Soil Tillage in the Context of Sustainable Intensification of Agriculture and Global Warming

Boris Boiceanu, Lidia Bulat, Grigore Rusnac, Mariana Ilușca, Dorin Pasat, Vladimir Cuzeac

Abstract


The long-term, poly-factorial, field experiment on Typical chernozemon the Balti steppe (Republic of Moldova) demonstrates the benefits of crop rotation that includes a perennial legume-grass mixture: higher crop yields; better accumulation of soil organic matter and nitrates, and uptake of soil phosphate; and more efficient use of soil water, especially on unploughed plots.

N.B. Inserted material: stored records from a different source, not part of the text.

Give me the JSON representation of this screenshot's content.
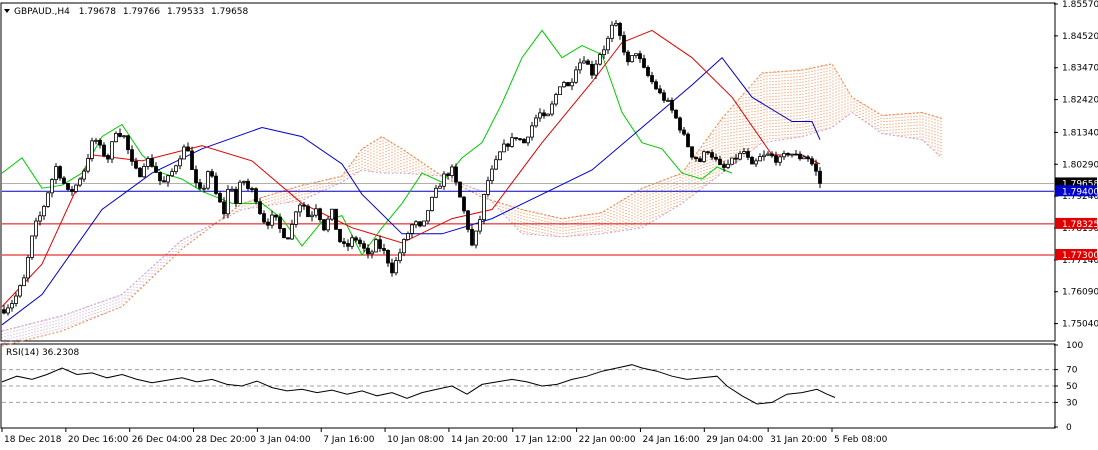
{
  "header": {
    "symbol": "GBPAUD.,H4",
    "open": "1.79678",
    "high": "1.79766",
    "low": "1.79533",
    "close": "1.79658"
  },
  "rsi_header": "RSI(14) 36.2308",
  "colors": {
    "bull": "#ffffff",
    "bear": "#000000",
    "tenkan": "#e00000",
    "kijun": "#0000cc",
    "chikou": "#00cc00",
    "kumo_up": "#f08040",
    "kumo_down": "#c8a0c8",
    "level_blue": "#0000cc",
    "level_red": "#e00000",
    "rsi": "#000000"
  },
  "chart_data": [
    {
      "type": "candlestick",
      "indicator": "Ichimoku",
      "ylim": [
        1.745,
        1.8557
      ],
      "y_ticks": [
        "1.85570",
        "1.84520",
        "1.83470",
        "1.82420",
        "1.81340",
        "1.80290",
        "1.79240",
        "1.78190",
        "1.77140",
        "1.76090",
        "1.75040"
      ],
      "x_ticks": [
        "18 Dec 2018",
        "20 Dec 16:00",
        "26 Dec 04:00",
        "28 Dec 20:00",
        "3 Jan 04:00",
        "7 Jan 16:00",
        "10 Jan 08:00",
        "14 Jan 20:00",
        "17 Jan 12:00",
        "22 Jan 00:00",
        "24 Jan 16:00",
        "29 Jan 04:00",
        "31 Jan 20:00",
        "5 Feb 08:00"
      ],
      "current_price": "1.79658",
      "levels": [
        {
          "value": 1.794,
          "label": "1.79400",
          "color": "#0000cc"
        },
        {
          "value": 1.78325,
          "label": "1.78325",
          "color": "#e00000"
        },
        {
          "value": 1.773,
          "label": "1.77300",
          "color": "#e00000"
        }
      ],
      "close_path": [
        [
          0,
          1.755
        ],
        [
          10,
          1.758
        ],
        [
          20,
          1.765
        ],
        [
          30,
          1.782
        ],
        [
          38,
          1.787
        ],
        [
          45,
          1.795
        ],
        [
          52,
          1.802
        ],
        [
          58,
          1.798
        ],
        [
          65,
          1.793
        ],
        [
          72,
          1.796
        ],
        [
          80,
          1.801
        ],
        [
          90,
          1.812
        ],
        [
          98,
          1.807
        ],
        [
          104,
          1.805
        ],
        [
          112,
          1.814
        ],
        [
          120,
          1.812
        ],
        [
          128,
          1.803
        ],
        [
          135,
          1.799
        ],
        [
          142,
          1.805
        ],
        [
          150,
          1.802
        ],
        [
          158,
          1.796
        ],
        [
          166,
          1.799
        ],
        [
          175,
          1.805
        ],
        [
          183,
          1.81
        ],
        [
          190,
          1.797
        ],
        [
          198,
          1.793
        ],
        [
          205,
          1.802
        ],
        [
          212,
          1.793
        ],
        [
          220,
          1.787
        ],
        [
          226,
          1.798
        ],
        [
          232,
          1.79
        ],
        [
          238,
          1.799
        ],
        [
          243,
          1.795
        ],
        [
          250,
          1.794
        ],
        [
          255,
          1.788
        ],
        [
          262,
          1.783
        ],
        [
          270,
          1.786
        ],
        [
          278,
          1.78
        ],
        [
          285,
          1.779
        ],
        [
          292,
          1.788
        ],
        [
          298,
          1.791
        ],
        [
          305,
          1.785
        ],
        [
          312,
          1.789
        ],
        [
          320,
          1.782
        ],
        [
          328,
          1.787
        ],
        [
          335,
          1.778
        ],
        [
          342,
          1.775
        ],
        [
          350,
          1.779
        ],
        [
          358,
          1.776
        ],
        [
          365,
          1.772
        ],
        [
          372,
          1.777
        ],
        [
          380,
          1.774
        ],
        [
          388,
          1.768
        ],
        [
          395,
          1.773
        ],
        [
          402,
          1.779
        ],
        [
          410,
          1.784
        ],
        [
          418,
          1.781
        ],
        [
          425,
          1.789
        ],
        [
          432,
          1.794
        ],
        [
          440,
          1.799
        ],
        [
          448,
          1.801
        ],
        [
          455,
          1.793
        ],
        [
          462,
          1.785
        ],
        [
          468,
          1.776
        ],
        [
          475,
          1.783
        ],
        [
          482,
          1.796
        ],
        [
          490,
          1.802
        ],
        [
          498,
          1.808
        ],
        [
          505,
          1.81
        ],
        [
          512,
          1.812
        ],
        [
          520,
          1.81
        ],
        [
          527,
          1.815
        ],
        [
          535,
          1.82
        ],
        [
          542,
          1.817
        ],
        [
          550,
          1.824
        ],
        [
          558,
          1.831
        ],
        [
          565,
          1.828
        ],
        [
          572,
          1.835
        ],
        [
          580,
          1.838
        ],
        [
          588,
          1.833
        ],
        [
          595,
          1.839
        ],
        [
          602,
          1.842
        ],
        [
          610,
          1.85
        ],
        [
          617,
          1.844
        ],
        [
          624,
          1.836
        ],
        [
          632,
          1.84
        ],
        [
          640,
          1.834
        ],
        [
          648,
          1.83
        ],
        [
          656,
          1.826
        ],
        [
          664,
          1.823
        ],
        [
          672,
          1.818
        ],
        [
          680,
          1.812
        ],
        [
          688,
          1.806
        ],
        [
          696,
          1.804
        ],
        [
          703,
          1.808
        ],
        [
          710,
          1.805
        ],
        [
          718,
          1.801
        ],
        [
          725,
          1.803
        ],
        [
          732,
          1.805
        ],
        [
          740,
          1.807
        ],
        [
          748,
          1.802
        ],
        [
          756,
          1.805
        ],
        [
          765,
          1.806
        ],
        [
          775,
          1.804
        ],
        [
          785,
          1.807
        ],
        [
          795,
          1.805
        ],
        [
          802,
          1.806
        ],
        [
          808,
          1.803
        ],
        [
          814,
          1.799
        ],
        [
          818,
          1.7966
        ]
      ],
      "tenkan_path": [
        [
          0,
          1.756
        ],
        [
          40,
          1.77
        ],
        [
          90,
          1.806
        ],
        [
          140,
          1.804
        ],
        [
          200,
          1.809
        ],
        [
          250,
          1.804
        ],
        [
          300,
          1.79
        ],
        [
          350,
          1.782
        ],
        [
          400,
          1.777
        ],
        [
          450,
          1.785
        ],
        [
          490,
          1.788
        ],
        [
          540,
          1.81
        ],
        [
          590,
          1.83
        ],
        [
          620,
          1.843
        ],
        [
          650,
          1.847
        ],
        [
          690,
          1.838
        ],
        [
          730,
          1.825
        ],
        [
          770,
          1.806
        ],
        [
          800,
          1.806
        ],
        [
          818,
          1.803
        ]
      ],
      "kijun_path": [
        [
          0,
          1.75
        ],
        [
          40,
          1.76
        ],
        [
          100,
          1.788
        ],
        [
          150,
          1.8
        ],
        [
          200,
          1.808
        ],
        [
          260,
          1.815
        ],
        [
          300,
          1.812
        ],
        [
          340,
          1.803
        ],
        [
          360,
          1.793
        ],
        [
          400,
          1.78
        ],
        [
          440,
          1.78
        ],
        [
          490,
          1.785
        ],
        [
          540,
          1.793
        ],
        [
          590,
          1.801
        ],
        [
          640,
          1.815
        ],
        [
          690,
          1.829
        ],
        [
          720,
          1.838
        ],
        [
          750,
          1.825
        ],
        [
          790,
          1.817
        ],
        [
          810,
          1.817
        ],
        [
          818,
          1.811
        ]
      ],
      "chikou_path": [
        [
          0,
          1.8
        ],
        [
          20,
          1.805
        ],
        [
          40,
          1.795
        ],
        [
          60,
          1.796
        ],
        [
          80,
          1.8
        ],
        [
          100,
          1.812
        ],
        [
          120,
          1.816
        ],
        [
          140,
          1.806
        ],
        [
          160,
          1.8
        ],
        [
          180,
          1.798
        ],
        [
          200,
          1.794
        ],
        [
          230,
          1.79
        ],
        [
          260,
          1.79
        ],
        [
          280,
          1.785
        ],
        [
          300,
          1.776
        ],
        [
          320,
          1.784
        ],
        [
          340,
          1.786
        ],
        [
          360,
          1.773
        ],
        [
          380,
          1.782
        ],
        [
          400,
          1.79
        ],
        [
          420,
          1.8
        ],
        [
          440,
          1.797
        ],
        [
          460,
          1.805
        ],
        [
          480,
          1.81
        ],
        [
          500,
          1.823
        ],
        [
          520,
          1.838
        ],
        [
          540,
          1.847
        ],
        [
          560,
          1.838
        ],
        [
          580,
          1.842
        ],
        [
          600,
          1.839
        ],
        [
          620,
          1.82
        ],
        [
          640,
          1.81
        ],
        [
          660,
          1.808
        ],
        [
          680,
          1.8
        ],
        [
          700,
          1.798
        ],
        [
          715,
          1.802
        ],
        [
          730,
          1.8
        ]
      ],
      "kumo": {
        "span_a": [
          [
            0,
            1.743
          ],
          [
            60,
            1.748
          ],
          [
            120,
            1.756
          ],
          [
            180,
            1.775
          ],
          [
            240,
            1.79
          ],
          [
            300,
            1.796
          ],
          [
            340,
            1.799
          ],
          [
            360,
            1.808
          ],
          [
            380,
            1.812
          ],
          [
            400,
            1.808
          ],
          [
            440,
            1.799
          ],
          [
            480,
            1.792
          ],
          [
            520,
            1.788
          ],
          [
            560,
            1.785
          ],
          [
            600,
            1.787
          ],
          [
            640,
            1.795
          ],
          [
            680,
            1.8
          ],
          [
            720,
            1.818
          ],
          [
            760,
            1.833
          ],
          [
            800,
            1.834
          ],
          [
            830,
            1.836
          ],
          [
            850,
            1.825
          ],
          [
            880,
            1.819
          ],
          [
            920,
            1.82
          ],
          [
            940,
            1.818
          ]
        ],
        "span_b": [
          [
            0,
            1.748
          ],
          [
            60,
            1.753
          ],
          [
            120,
            1.76
          ],
          [
            180,
            1.778
          ],
          [
            240,
            1.788
          ],
          [
            300,
            1.791
          ],
          [
            340,
            1.797
          ],
          [
            360,
            1.801
          ],
          [
            380,
            1.8
          ],
          [
            400,
            1.8
          ],
          [
            440,
            1.799
          ],
          [
            480,
            1.794
          ],
          [
            520,
            1.78
          ],
          [
            560,
            1.779
          ],
          [
            600,
            1.78
          ],
          [
            640,
            1.782
          ],
          [
            680,
            1.79
          ],
          [
            720,
            1.8
          ],
          [
            760,
            1.81
          ],
          [
            800,
            1.812
          ],
          [
            830,
            1.815
          ],
          [
            850,
            1.82
          ],
          [
            880,
            1.813
          ],
          [
            920,
            1.811
          ],
          [
            940,
            1.805
          ]
        ]
      }
    },
    {
      "type": "line",
      "title": "RSI(14) 36.2308",
      "ylim": [
        0,
        100
      ],
      "y_ticks": [
        "100",
        "70",
        "50",
        "30",
        "0"
      ],
      "levels": [
        70,
        50,
        30
      ],
      "rsi_path": [
        [
          0,
          55
        ],
        [
          15,
          62
        ],
        [
          30,
          58
        ],
        [
          45,
          64
        ],
        [
          60,
          72
        ],
        [
          75,
          64
        ],
        [
          90,
          66
        ],
        [
          105,
          60
        ],
        [
          120,
          64
        ],
        [
          135,
          58
        ],
        [
          150,
          54
        ],
        [
          165,
          57
        ],
        [
          180,
          60
        ],
        [
          195,
          55
        ],
        [
          210,
          58
        ],
        [
          225,
          52
        ],
        [
          240,
          50
        ],
        [
          255,
          56
        ],
        [
          270,
          48
        ],
        [
          285,
          44
        ],
        [
          300,
          46
        ],
        [
          315,
          42
        ],
        [
          330,
          45
        ],
        [
          345,
          40
        ],
        [
          360,
          44
        ],
        [
          375,
          38
        ],
        [
          390,
          42
        ],
        [
          405,
          35
        ],
        [
          420,
          42
        ],
        [
          435,
          46
        ],
        [
          450,
          50
        ],
        [
          465,
          40
        ],
        [
          480,
          52
        ],
        [
          495,
          55
        ],
        [
          510,
          58
        ],
        [
          525,
          55
        ],
        [
          540,
          50
        ],
        [
          555,
          52
        ],
        [
          570,
          58
        ],
        [
          585,
          62
        ],
        [
          600,
          68
        ],
        [
          615,
          72
        ],
        [
          630,
          76
        ],
        [
          640,
          72
        ],
        [
          655,
          68
        ],
        [
          670,
          62
        ],
        [
          685,
          58
        ],
        [
          700,
          60
        ],
        [
          715,
          62
        ],
        [
          725,
          50
        ],
        [
          740,
          38
        ],
        [
          755,
          28
        ],
        [
          770,
          30
        ],
        [
          785,
          40
        ],
        [
          800,
          42
        ],
        [
          815,
          46
        ],
        [
          825,
          40
        ],
        [
          833,
          36
        ]
      ]
    }
  ]
}
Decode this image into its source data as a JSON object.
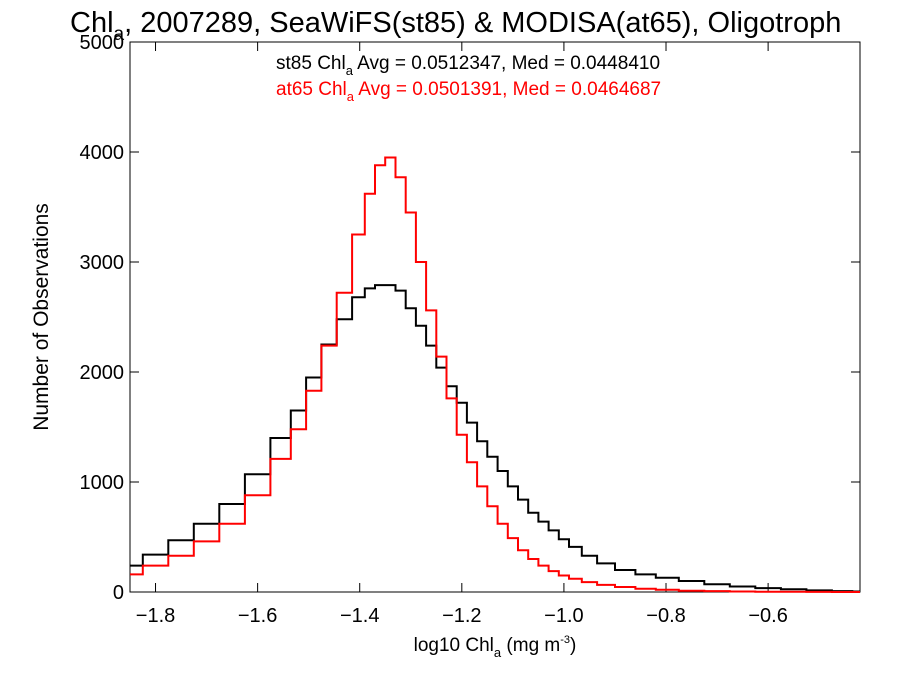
{
  "chart_data": {
    "type": "line",
    "title": {
      "pre": "Chl",
      "sub": "a",
      "post": ", 2007289, SeaWiFS(st85) & MODISA(at65), Oligotroph"
    },
    "xlabel": {
      "pre": "log10 Chl",
      "sub": "a",
      "mid": " (mg m",
      "sup": "-3",
      "post": ")"
    },
    "ylabel": "Number of Observations",
    "xlim": [
      -1.85,
      -0.42
    ],
    "ylim": [
      0,
      5000
    ],
    "x_ticks": [
      -1.8,
      -1.6,
      -1.4,
      -1.2,
      -1.0,
      -0.8,
      -0.6
    ],
    "x_tick_labels": [
      "−1.8",
      "−1.6",
      "−1.4",
      "−1.2",
      "−1.0",
      "−0.8",
      "−0.6"
    ],
    "y_ticks": [
      0,
      1000,
      2000,
      3000,
      4000,
      5000
    ],
    "y_tick_labels": [
      "0",
      "1000",
      "2000",
      "3000",
      "4000",
      "5000"
    ],
    "grid": false,
    "legend_position": "top",
    "series": [
      {
        "color": "#000000",
        "legend": {
          "pre": "st85 Chl",
          "sub": "a",
          "post": " Avg = 0.0512347, Med = 0.0448410"
        },
        "x": [
          -1.85,
          -1.8,
          -1.75,
          -1.7,
          -1.65,
          -1.6,
          -1.55,
          -1.52,
          -1.49,
          -1.46,
          -1.43,
          -1.4,
          -1.38,
          -1.36,
          -1.34,
          -1.32,
          -1.3,
          -1.28,
          -1.26,
          -1.24,
          -1.22,
          -1.2,
          -1.18,
          -1.16,
          -1.14,
          -1.12,
          -1.1,
          -1.08,
          -1.06,
          -1.04,
          -1.02,
          -1.0,
          -0.98,
          -0.95,
          -0.92,
          -0.88,
          -0.84,
          -0.8,
          -0.75,
          -0.7,
          -0.65,
          -0.6,
          -0.55,
          -0.5,
          -0.45,
          -0.42
        ],
        "y": [
          240,
          340,
          470,
          620,
          800,
          1070,
          1400,
          1650,
          1950,
          2250,
          2480,
          2680,
          2760,
          2790,
          2790,
          2740,
          2580,
          2420,
          2240,
          2040,
          1870,
          1720,
          1540,
          1370,
          1230,
          1100,
          960,
          840,
          720,
          640,
          560,
          480,
          410,
          330,
          260,
          200,
          160,
          130,
          100,
          70,
          50,
          35,
          25,
          15,
          8,
          5
        ]
      },
      {
        "color": "#ff0000",
        "legend": {
          "pre": "at65 Chl",
          "sub": "a",
          "post": " Avg = 0.0501391, Med = 0.0464687"
        },
        "x": [
          -1.85,
          -1.8,
          -1.75,
          -1.7,
          -1.65,
          -1.6,
          -1.55,
          -1.52,
          -1.49,
          -1.46,
          -1.43,
          -1.4,
          -1.38,
          -1.36,
          -1.34,
          -1.32,
          -1.3,
          -1.28,
          -1.26,
          -1.24,
          -1.22,
          -1.2,
          -1.18,
          -1.16,
          -1.14,
          -1.12,
          -1.1,
          -1.08,
          -1.06,
          -1.04,
          -1.02,
          -1.0,
          -0.98,
          -0.95,
          -0.92,
          -0.88,
          -0.84,
          -0.8,
          -0.75,
          -0.7,
          -0.65,
          -0.6,
          -0.55,
          -0.5,
          -0.45,
          -0.42
        ],
        "y": [
          160,
          240,
          330,
          460,
          620,
          880,
          1210,
          1480,
          1830,
          2240,
          2720,
          3250,
          3620,
          3880,
          3950,
          3770,
          3450,
          3000,
          2560,
          2140,
          1760,
          1430,
          1180,
          960,
          780,
          620,
          490,
          380,
          300,
          240,
          190,
          150,
          120,
          90,
          65,
          45,
          30,
          20,
          12,
          8,
          5,
          3,
          2,
          1,
          0,
          0
        ]
      }
    ]
  }
}
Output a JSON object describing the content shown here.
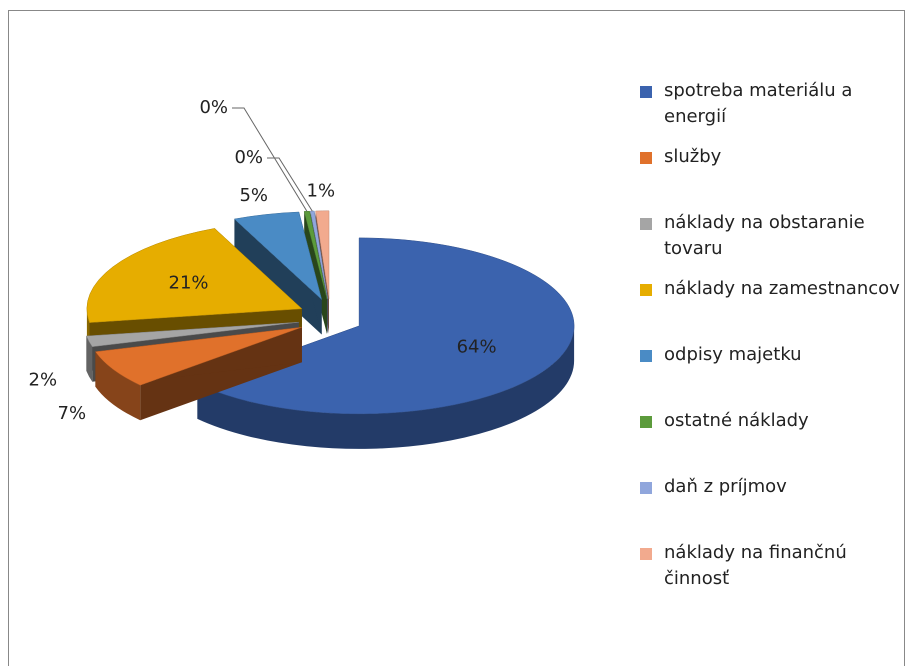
{
  "chart_data": {
    "type": "pie3d",
    "categories": [
      "spotreba materiálu a energií",
      "služby",
      "náklady na obstaranie tovaru",
      "náklady na zamestnancov",
      "odpisy majetku",
      "ostatné náklady",
      "daň z príjmov",
      "náklady na finančnú činnosť"
    ],
    "values": [
      64,
      7,
      2,
      21,
      5,
      0.4,
      0.3,
      1
    ],
    "value_labels": [
      "64%",
      "7%",
      "2%",
      "21%",
      "5%",
      "0%",
      "0%",
      "1%"
    ],
    "colors": [
      "#3b63ae",
      "#e0712b",
      "#a5a5a5",
      "#e6ad00",
      "#4a8bc5",
      "#5c9b3c",
      "#90a6dc",
      "#f2aa8e"
    ],
    "legend": "right"
  }
}
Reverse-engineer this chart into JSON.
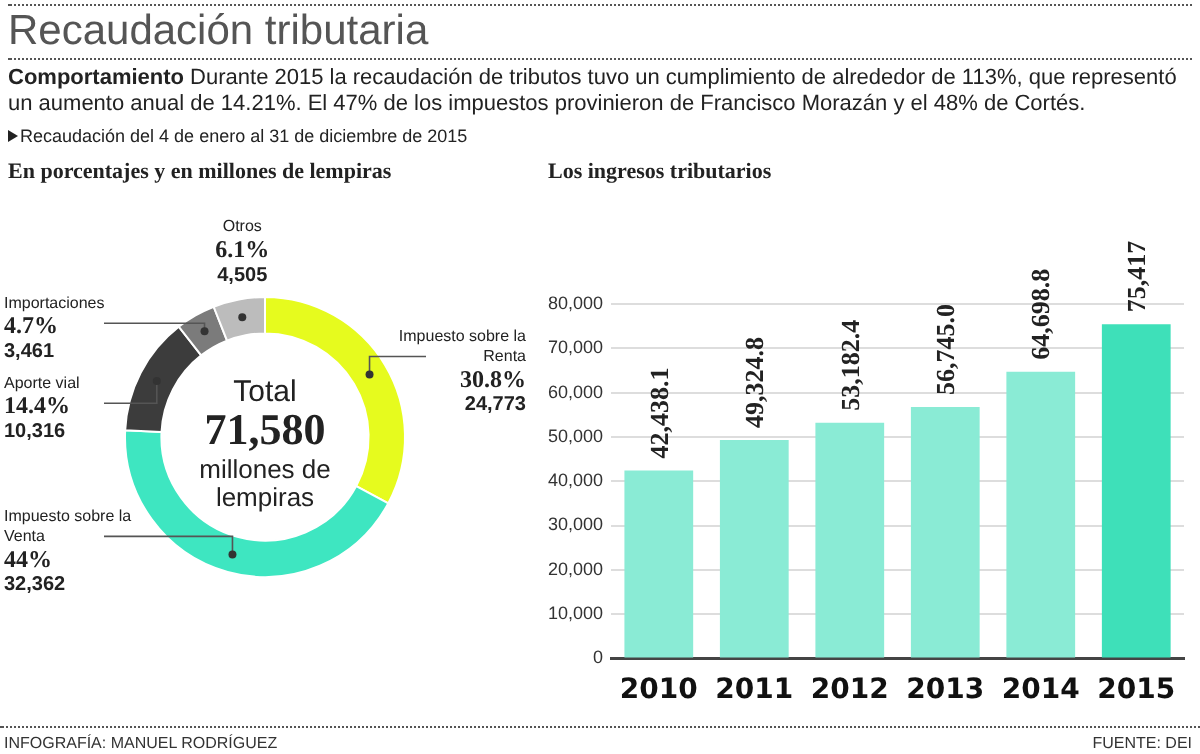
{
  "chart_data": [
    {
      "type": "donut",
      "title": "Recaudación tributaria",
      "subtitle": "Comportamiento Durante 2015 la recaudación de tributos tuvo un cumplimiento de alrededor de 113%, que representó un aumento anual de 14.21%. El 47% de los impuestos provinieron de Francisco Morazán y el 48% de Cortés.",
      "annotations": [
        "Recaudación del 4 de enero al 31 de diciembre de 2015",
        "En porcentajes y en millones de lempiras",
        "Total",
        "71,580",
        "millones de lempiras",
        "INFOGRAFÍA: MANUEL RODRÍGUEZ"
      ],
      "categories": [
        "Impuesto sobre la Renta",
        "Impuesto sobre la Venta",
        "Aporte vial",
        "Importaciones",
        "Otros"
      ],
      "values": [
        24773,
        32362,
        10316,
        3461,
        4505
      ],
      "colors": [
        "#e6fb1e",
        "#3ee6c1",
        "#3c3c3c",
        "#7b7b7b",
        "#bcbcbc"
      ],
      "value_labels": [
        "30.8%\n24,773",
        "44%\n32,362",
        "14.4%\n10,316",
        "4.7%\n3,461",
        "6.1%\n4,505"
      ]
    },
    {
      "type": "bar",
      "title": "Los ingresos tributarios",
      "annotations": [
        "FUENTE: DEI"
      ],
      "categories": [
        "2010",
        "2011",
        "2012",
        "2013",
        "2014",
        "2015"
      ],
      "values": [
        42438.1,
        49324.8,
        53182.4,
        56745.0,
        64698.8,
        75417
      ],
      "colors": [
        "#8aebd5",
        "#8aebd5",
        "#8aebd5",
        "#8aebd5",
        "#8aebd5",
        "#3ee0b9"
      ],
      "value_labels": [
        "42,438.1",
        "49,324.8",
        "53,182.4",
        "56,745.0",
        "64,698.8",
        "75,417"
      ],
      "ylim": [
        0,
        80000
      ],
      "yticks": [
        0,
        {
          "value": 10000,
          "label": "10,000"
        },
        {
          "value": 20000,
          "label": "20,000"
        },
        {
          "value": 30000,
          "label": "30,000"
        },
        {
          "value": 40000,
          "label": "40,000"
        },
        {
          "value": 50000,
          "label": "50,000"
        },
        {
          "value": 60000,
          "label": "60,000"
        },
        {
          "value": 70000,
          "label": "70,000"
        },
        {
          "value": 80000,
          "label": "80,000"
        }
      ],
      "grid": "y",
      "legend": false
    }
  ]
}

The agronomic effect of soil tillage is determined by the interaction with crop sequence and fertilization in the crop rotation. The capacity of the soil to accumulate soil water and consumption of soil water are higher in crop rotation with perennial legumes and grasses, especially under the plough. Crop rotation with the mixture of perennial legume and grasses under ploughless tillage increases the accumulation of soil organic matter relative to other variants. By using a crop rotation with a mixture of perennial legume and grasses, farmers have real possibilities to decrease the dependence on industrial inputs.


Keywords


soil tillage, crop rotation, soil fertilization, soil fertility, field crops.